Multimodal transport operates in a context of carriage law largely governed or at least influenced by unimodal conventions. The interaction of these unimodal regimes leads to unnecessary multi-layered complexities, overlapping legal instruments, and results in lacunae for multimodal transport. Although several contractual solutions have been used in practice to minimise these inherent problems, the mandatory nature of these unimodal conventions limits the scope of contractual provisions and leads to uncertainty. A cargo claimant thus faces many hurdles in establishing and making a valid claim arising out of a multimodal carriage contract.

It is accepted that most claimants will be represented by a cargo insurer and thus may be somewhat removed from the claims procedure and the loss incurred, compared to the uninsured.
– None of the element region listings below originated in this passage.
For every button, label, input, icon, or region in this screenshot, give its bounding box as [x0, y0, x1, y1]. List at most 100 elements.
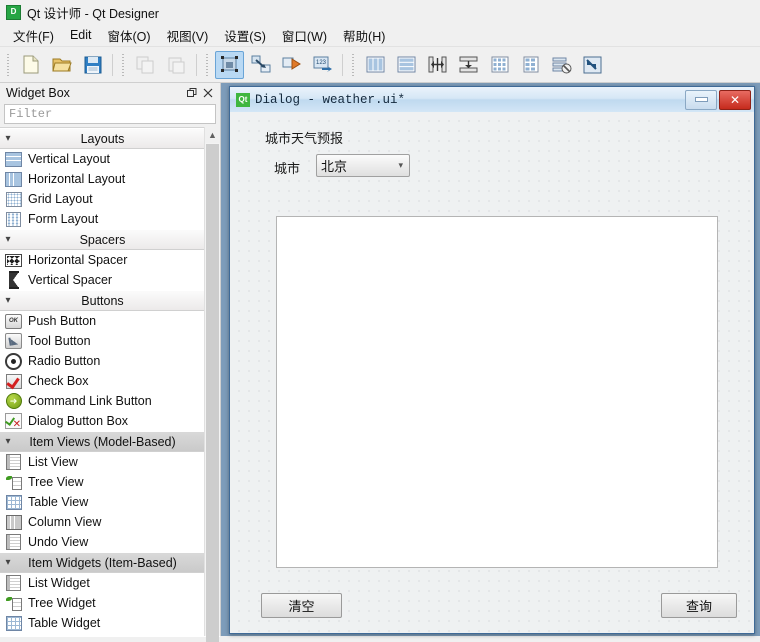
grid-layout-icon: [5, 191, 22, 207]
open-folder-icon[interactable]: [47, 51, 76, 79]
widget-item-table-widget[interactable]: Table Widget: [0, 613, 205, 633]
widget-item-tree-widget[interactable]: Tree Widget: [0, 593, 205, 613]
widget-item-push-button[interactable]: OK Push Button: [0, 311, 205, 331]
break-layout-icon[interactable]: [547, 51, 576, 79]
title-bar: D Qt 设计师 - Qt Designer: [0, 0, 760, 24]
paste-icon[interactable]: [162, 51, 191, 79]
widget-item-grid-layout[interactable]: Grid Layout: [0, 189, 205, 209]
close-icon[interactable]: [200, 85, 216, 101]
layout-splitter-vertical-icon[interactable]: [454, 51, 483, 79]
city-label[interactable]: 城市: [274, 158, 300, 177]
menu-settings[interactable]: 设置(S): [216, 24, 274, 47]
widget-item-table-view[interactable]: Table View: [0, 492, 205, 512]
menu-edit[interactable]: Edit: [62, 26, 100, 44]
layout-grid-icon[interactable]: [485, 51, 514, 79]
filter-placeholder: Filter: [9, 107, 53, 121]
widget-item-dialog-button-box[interactable]: Dialog Button Box: [0, 411, 205, 431]
city-combobox-value: 北京: [321, 159, 348, 174]
float-dock-icon[interactable]: [184, 85, 200, 101]
layout-vertical-icon[interactable]: [392, 51, 421, 79]
menu-help[interactable]: 帮助(H): [335, 24, 393, 47]
layout-form-icon[interactable]: [516, 51, 545, 79]
table-widget-icon: [5, 615, 22, 631]
svg-text:123: 123: [316, 60, 327, 66]
form-editor-area: Qt Dialog - weather.ui* ✕ 城市天气预报 城市 北京 ▾…: [221, 83, 760, 636]
widget-item-label: Tree View: [28, 475, 84, 489]
widget-item-label: List Widget: [28, 576, 90, 590]
chevron-down-icon: ▾: [5, 436, 11, 447]
query-button[interactable]: 查询: [661, 593, 737, 618]
toolbar-grip[interactable]: [350, 53, 357, 76]
adjust-size-icon[interactable]: [578, 51, 607, 79]
edit-buddies-icon[interactable]: [277, 51, 306, 79]
category-item-widgets[interactable]: ▾ Item Widgets (Item-Based): [0, 552, 205, 573]
widget-item-tree-view[interactable]: Tree View: [0, 472, 205, 492]
save-icon[interactable]: [78, 51, 107, 79]
dialog-button-box-icon: [5, 413, 22, 430]
table-view-icon: [5, 494, 22, 510]
widget-item-list-widget[interactable]: List Widget: [0, 573, 205, 593]
widget-item-radio-button[interactable]: Radio Button: [0, 351, 205, 371]
edit-tab-order-icon[interactable]: 123: [308, 51, 337, 79]
menu-view[interactable]: 视图(V): [159, 24, 217, 47]
widget-tree[interactable]: ▾ Layouts Vertical Layout Horizontal Lay…: [0, 127, 220, 637]
widget-item-form-layout[interactable]: Form Layout: [0, 209, 205, 229]
widget-item-label: Command Link Button: [28, 394, 152, 408]
clear-button[interactable]: 清空: [261, 593, 342, 618]
check-box-icon: [5, 373, 22, 389]
toolbar-grip[interactable]: [120, 53, 127, 76]
chevron-up-icon[interactable]: ▲: [205, 127, 220, 143]
form-layout-icon: [5, 211, 22, 227]
weather-heading-label[interactable]: 城市天气预报: [265, 128, 343, 147]
filter-input[interactable]: Filter: [4, 104, 216, 124]
dialog-canvas[interactable]: 城市天气预报 城市 北京 ▾ 清空 查询: [230, 112, 754, 633]
toolbar-separator: [112, 53, 113, 76]
scrollbar-thumb[interactable]: [206, 144, 219, 642]
new-file-icon[interactable]: [16, 51, 45, 79]
menu-window[interactable]: 窗口(W): [274, 24, 335, 47]
toolbar-grip[interactable]: [5, 53, 12, 76]
widget-item-horizontal-layout[interactable]: Horizontal Layout: [0, 169, 205, 189]
widget-item-label: Form Layout: [28, 212, 99, 226]
widget-item-check-box[interactable]: Check Box: [0, 371, 205, 391]
qt-designer-logo-icon: D: [6, 4, 21, 20]
widget-item-tool-button[interactable]: Tool Button: [0, 331, 205, 351]
widget-item-horizontal-spacer[interactable]: Horizontal Spacer: [0, 250, 205, 270]
widget-box-dock: Widget Box Filter ▾ Layouts Vertical Lay…: [0, 83, 221, 642]
menu-file[interactable]: 文件(F): [5, 24, 62, 47]
category-spacers[interactable]: ▾ Spacers: [0, 229, 205, 250]
dialog-title: Dialog - weather.ui*: [255, 92, 406, 107]
widget-item-vertical-layout[interactable]: Vertical Layout: [0, 149, 205, 169]
toolbar-grip[interactable]: [204, 53, 211, 76]
category-buttons[interactable]: ▾ Buttons: [0, 290, 205, 311]
widget-box-scrollbar[interactable]: ▲: [204, 127, 220, 642]
menu-form[interactable]: 窗体(O): [100, 24, 159, 47]
copy-icon[interactable]: [131, 51, 160, 79]
widget-item-command-link-button[interactable]: ➜ Command Link Button: [0, 391, 205, 411]
widget-box-title-bar: Widget Box: [0, 83, 220, 103]
widget-item-vertical-spacer[interactable]: Vertical Spacer: [0, 270, 205, 290]
vertical-layout-icon: [5, 151, 22, 167]
category-label: Buttons: [81, 293, 124, 308]
widget-item-label: Dialog Button Box: [28, 414, 129, 428]
layout-horizontal-icon[interactable]: [361, 51, 390, 79]
chevron-down-icon: ▾: [398, 160, 403, 170]
widget-item-list-view[interactable]: List View: [0, 452, 205, 472]
weather-result-textarea[interactable]: [276, 216, 718, 568]
category-layouts[interactable]: ▾ Layouts: [0, 128, 205, 149]
layout-splitter-horizontal-icon[interactable]: [423, 51, 452, 79]
category-item-views[interactable]: ▾ Item Views (Model-Based): [0, 431, 205, 452]
edit-signals-slots-icon[interactable]: [246, 51, 275, 79]
edit-widgets-icon[interactable]: [215, 50, 244, 79]
widget-item-column-view[interactable]: Column View: [0, 512, 205, 532]
widget-item-label: Horizontal Layout: [28, 172, 126, 186]
minimize-icon[interactable]: [685, 89, 717, 110]
chevron-down-icon: ▾: [5, 557, 11, 568]
widget-item-label: Tool Button: [28, 334, 91, 348]
widget-item-undo-view[interactable]: Undo View: [0, 532, 205, 552]
close-icon[interactable]: ✕: [719, 89, 751, 110]
city-combobox[interactable]: 北京 ▾: [316, 154, 410, 177]
category-label: Item Widgets (Item-Based): [28, 555, 177, 570]
vertical-spacer-icon: [5, 271, 22, 289]
dialog-title-bar[interactable]: Qt Dialog - weather.ui* ✕: [230, 87, 754, 113]
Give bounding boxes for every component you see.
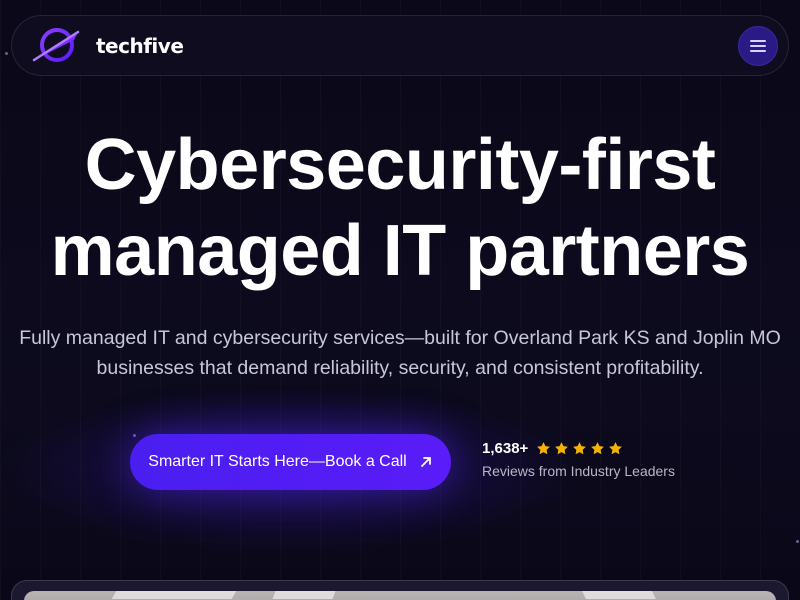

However, irrespective of whether we narrowly categorise the issue as one between insurers fought by their specialised claims departments, the complex legal framework is extremely unsatisfactory. For a one-time shipper, small exporter, or freight forwarder, who may not be able to avail itself of the same resources as a cargo insurer, the difficulties resulting from this legal patchwork may prove insurmountable. Practitioners still come across cases where either inadequate cargo insurance or no insurance was purchased.